Im now in the market for a 280, Im getting rid of my Silvia. But before I jump into this new car I wanted to ask for peoples opinions, as far best years, best swaps, best upgrades, turbo or na, SR, RB, or 350 and Im in Cali so smog exempt too. I would like to lean towards a 4 or 6 cylinder, turbo or proven NA setup, carb(s) or EFI whatever is best and less headache, 300-400 whp range with a 5 speed and AC. Im not sure what engines are available for this car, that are not a headache to install, and wont have to sacrafice atleast having an AC. basically as close to a 10-11 second car as possible. By the way is it a downgrade to get a 240z or 260z? I've been looking at differents sites all night but they're mainly performance parts. I hear a lot of good things about the L28ET, where can I get those from? What are best sites for parts and Ideas? Thanks for any advice or words of wizdom I appreciate it


----------



## Zen31ZR (Mar 24, 2004)

Personally, I would keep the Silvia. The 280ZX is ok, but more of a hotrod platform. The Silvia is more about handling. And the L28 will never be stronger than your SR20, if it is turbo, not without spending a lot more money. The 280 is a nice car, but just a toy. The Silvia is a much more serious driving car.


----------



## uknowwho707 (Sep 6, 2007)

But passing smog in California isn't easy with an SR... Friends of mine have gotten ref'd and /or their cars inpounded....


----------



## Zen31ZR (Mar 24, 2004)

Passing smog in Cali would be even harder with an L28ET, which I don't think is emissions exempt but I don't pretend to know California's convoluted emissions rules. The last 280ZX was made in 1983. The L28 is probably good for 300 Hp, maybe, but you'd best go for a V8 swap or a VG30ET swap if you want more and just welding up the mounts for the engine and trans can get expensive.

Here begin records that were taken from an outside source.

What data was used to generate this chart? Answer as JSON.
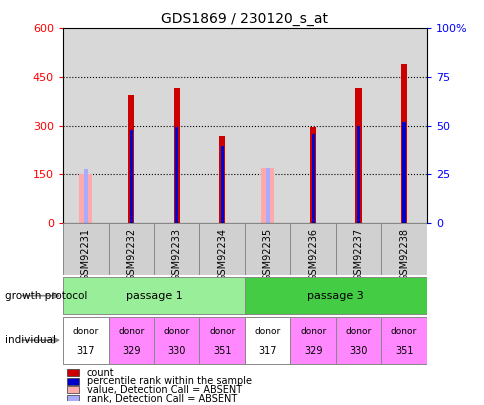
{
  "title": "GDS1869 / 230120_s_at",
  "samples": [
    "GSM92231",
    "GSM92232",
    "GSM92233",
    "GSM92234",
    "GSM92235",
    "GSM92236",
    "GSM92237",
    "GSM92238"
  ],
  "count_values": [
    152,
    395,
    415,
    268,
    168,
    295,
    415,
    490
  ],
  "percentile_values": [
    null,
    287,
    295,
    238,
    null,
    275,
    300,
    310
  ],
  "absent_value": [
    152,
    null,
    null,
    null,
    168,
    null,
    null,
    null
  ],
  "absent_rank": [
    165,
    null,
    null,
    null,
    168,
    null,
    null,
    null
  ],
  "count_color": "#cc0000",
  "percentile_color": "#0000cc",
  "absent_value_color": "#ffaaaa",
  "absent_rank_color": "#aaaaff",
  "ylim_left": [
    0,
    600
  ],
  "ylim_right": [
    0,
    100
  ],
  "yticks_left": [
    0,
    150,
    300,
    450,
    600
  ],
  "yticks_right": [
    0,
    25,
    50,
    75,
    100
  ],
  "passage1_color": "#99ee99",
  "passage3_color": "#44cc44",
  "donor_colors": [
    "#ffffff",
    "#ff88ff",
    "#ff88ff",
    "#ff88ff",
    "#ffffff",
    "#ff88ff",
    "#ff88ff",
    "#ff88ff"
  ],
  "donors": [
    "317",
    "329",
    "330",
    "351",
    "317",
    "329",
    "330",
    "351"
  ],
  "growth_protocol_label": "growth protocol",
  "individual_label": "individual",
  "passage1_label": "passage 1",
  "passage3_label": "passage 3",
  "legend_items": [
    {
      "color": "#cc0000",
      "label": "count"
    },
    {
      "color": "#0000cc",
      "label": "percentile rank within the sample"
    },
    {
      "color": "#ffaaaa",
      "label": "value, Detection Call = ABSENT"
    },
    {
      "color": "#aaaaff",
      "label": "rank, Detection Call = ABSENT"
    }
  ]
}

Besides, engine swaps are technically illegal as well.


----------



## slammed87d21 (Nov 15, 2007)

Zen31ZR said:


> Personally, I would keep the Silvia. The 280ZX is ok, but more of a hotrod platform. The Silvia is more about handling. And the L28 will never be stronger than your SR20, if it is turbo, not without spending a lot more money. The 280 is a nice car, but just a toy. The Silvia is a much more serious driving car.



I have to agree. I love all Z cars but their more of a toy than anything.


----------